The biggest of the 44 shots delivered 448,000 tonnes of basalt. Montaner explained that it required the drilling of 551 holes, the equivalent of 11,068 metres. All holes were 102mm. “The blast required the loading of 108 tonnes of explosives,” he said. “This is probably the largest shot that has ever been fired in an Australian quarry.”
As of February 2015, Montaner said Sequel had drilled and blasted 8,024,347 tonnes of basalt over 18 months.
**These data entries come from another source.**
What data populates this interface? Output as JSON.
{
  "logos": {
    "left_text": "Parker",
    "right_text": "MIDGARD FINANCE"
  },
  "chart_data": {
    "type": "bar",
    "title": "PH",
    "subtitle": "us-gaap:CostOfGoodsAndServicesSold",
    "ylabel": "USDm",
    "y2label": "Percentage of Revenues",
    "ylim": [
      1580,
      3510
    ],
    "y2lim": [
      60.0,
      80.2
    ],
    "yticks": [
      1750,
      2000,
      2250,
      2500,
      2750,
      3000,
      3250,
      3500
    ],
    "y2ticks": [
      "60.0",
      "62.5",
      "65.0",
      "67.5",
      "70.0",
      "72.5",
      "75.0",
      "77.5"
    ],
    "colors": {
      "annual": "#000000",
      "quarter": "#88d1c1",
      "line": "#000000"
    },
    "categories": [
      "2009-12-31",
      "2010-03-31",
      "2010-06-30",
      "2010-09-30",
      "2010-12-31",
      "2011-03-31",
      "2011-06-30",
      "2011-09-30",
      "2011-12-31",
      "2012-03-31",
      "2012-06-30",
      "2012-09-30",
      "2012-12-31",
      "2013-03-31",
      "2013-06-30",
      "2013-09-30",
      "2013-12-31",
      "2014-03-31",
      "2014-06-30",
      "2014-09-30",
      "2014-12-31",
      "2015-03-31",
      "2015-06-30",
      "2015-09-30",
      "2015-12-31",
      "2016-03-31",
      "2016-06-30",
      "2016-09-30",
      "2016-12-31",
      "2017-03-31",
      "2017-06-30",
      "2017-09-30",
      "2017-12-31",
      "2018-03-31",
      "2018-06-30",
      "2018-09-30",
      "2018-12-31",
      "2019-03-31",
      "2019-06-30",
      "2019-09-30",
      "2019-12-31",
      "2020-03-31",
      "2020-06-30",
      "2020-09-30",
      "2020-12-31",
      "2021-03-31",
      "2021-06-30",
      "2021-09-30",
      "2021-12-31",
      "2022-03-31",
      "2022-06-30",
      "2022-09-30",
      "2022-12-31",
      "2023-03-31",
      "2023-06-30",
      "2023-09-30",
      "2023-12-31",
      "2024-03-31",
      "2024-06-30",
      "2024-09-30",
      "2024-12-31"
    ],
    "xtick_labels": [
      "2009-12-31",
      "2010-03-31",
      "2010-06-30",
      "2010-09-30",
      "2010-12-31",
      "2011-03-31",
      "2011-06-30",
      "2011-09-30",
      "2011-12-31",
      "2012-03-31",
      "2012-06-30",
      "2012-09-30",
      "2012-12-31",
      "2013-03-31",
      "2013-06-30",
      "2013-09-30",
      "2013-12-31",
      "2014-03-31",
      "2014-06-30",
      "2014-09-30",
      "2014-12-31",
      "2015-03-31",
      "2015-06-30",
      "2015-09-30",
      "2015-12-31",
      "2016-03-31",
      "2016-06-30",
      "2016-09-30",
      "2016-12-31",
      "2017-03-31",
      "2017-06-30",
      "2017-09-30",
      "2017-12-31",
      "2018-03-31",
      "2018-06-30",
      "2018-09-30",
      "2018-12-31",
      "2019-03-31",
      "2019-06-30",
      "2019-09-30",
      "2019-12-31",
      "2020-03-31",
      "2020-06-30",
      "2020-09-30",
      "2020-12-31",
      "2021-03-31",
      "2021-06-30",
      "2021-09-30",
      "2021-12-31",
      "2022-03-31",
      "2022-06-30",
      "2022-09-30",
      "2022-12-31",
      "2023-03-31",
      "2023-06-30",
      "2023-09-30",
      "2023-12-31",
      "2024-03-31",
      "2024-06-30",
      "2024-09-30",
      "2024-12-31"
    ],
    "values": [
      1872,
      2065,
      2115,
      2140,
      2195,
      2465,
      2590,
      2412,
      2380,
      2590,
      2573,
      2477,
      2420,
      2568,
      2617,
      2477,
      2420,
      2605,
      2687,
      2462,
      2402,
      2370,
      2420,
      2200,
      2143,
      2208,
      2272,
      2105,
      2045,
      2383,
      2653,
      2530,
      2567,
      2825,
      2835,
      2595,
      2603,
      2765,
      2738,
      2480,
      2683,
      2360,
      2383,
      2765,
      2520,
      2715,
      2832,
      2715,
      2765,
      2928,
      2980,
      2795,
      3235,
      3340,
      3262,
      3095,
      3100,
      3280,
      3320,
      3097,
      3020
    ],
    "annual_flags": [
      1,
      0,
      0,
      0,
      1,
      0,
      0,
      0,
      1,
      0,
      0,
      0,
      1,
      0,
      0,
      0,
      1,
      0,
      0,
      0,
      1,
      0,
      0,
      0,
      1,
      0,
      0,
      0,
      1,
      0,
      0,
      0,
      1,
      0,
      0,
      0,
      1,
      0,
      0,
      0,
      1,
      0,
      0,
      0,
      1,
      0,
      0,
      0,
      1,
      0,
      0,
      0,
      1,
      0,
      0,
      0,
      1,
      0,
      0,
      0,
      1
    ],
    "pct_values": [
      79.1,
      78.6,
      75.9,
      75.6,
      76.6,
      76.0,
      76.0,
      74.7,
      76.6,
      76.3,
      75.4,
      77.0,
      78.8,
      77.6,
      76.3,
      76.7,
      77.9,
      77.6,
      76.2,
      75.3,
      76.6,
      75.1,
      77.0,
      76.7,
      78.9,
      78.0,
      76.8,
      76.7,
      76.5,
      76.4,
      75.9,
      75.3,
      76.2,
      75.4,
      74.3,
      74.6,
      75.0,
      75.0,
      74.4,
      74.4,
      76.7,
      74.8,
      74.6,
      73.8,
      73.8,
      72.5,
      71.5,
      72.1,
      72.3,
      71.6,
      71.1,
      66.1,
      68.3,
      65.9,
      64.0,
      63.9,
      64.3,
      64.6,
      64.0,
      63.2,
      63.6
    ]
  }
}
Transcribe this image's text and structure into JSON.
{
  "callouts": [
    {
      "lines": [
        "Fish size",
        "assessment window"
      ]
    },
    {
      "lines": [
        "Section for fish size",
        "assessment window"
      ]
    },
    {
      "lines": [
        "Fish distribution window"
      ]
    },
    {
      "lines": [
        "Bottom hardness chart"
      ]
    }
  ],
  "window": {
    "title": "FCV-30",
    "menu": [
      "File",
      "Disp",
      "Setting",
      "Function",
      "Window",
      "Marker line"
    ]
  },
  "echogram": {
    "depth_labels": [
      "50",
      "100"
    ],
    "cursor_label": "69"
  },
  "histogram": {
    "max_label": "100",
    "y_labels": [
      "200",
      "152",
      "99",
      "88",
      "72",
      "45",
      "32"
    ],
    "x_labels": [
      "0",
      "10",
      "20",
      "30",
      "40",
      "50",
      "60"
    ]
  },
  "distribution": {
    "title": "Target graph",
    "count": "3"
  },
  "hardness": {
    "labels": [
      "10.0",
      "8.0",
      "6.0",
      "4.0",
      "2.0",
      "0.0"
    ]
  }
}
The average shot size was 182,000 tonnes.
Montaner added that Sequel has enjoyed an “excellent” working relationship with Wagners. “Both organisations have showed a high level of professionalism and commitment during the execution of the project,” he said. “Robert Payne, Sequel’s southern Queensland and northern New South Wales operations manager, was leading the project and he had a deep understanding of Wagners’ requirements. We were able to deliver ahead of schedule many times. Each shot was timely and carefully designed, drilled, loaded and fired by our team.”
While Sequel Drill & Blast’s involvement at Brisbane West Wellcamp has wound down, Montaner did not rule out other work there. “There’s a good chance that more drill and blast work may be required and we would be delighted to be part of it,” he said.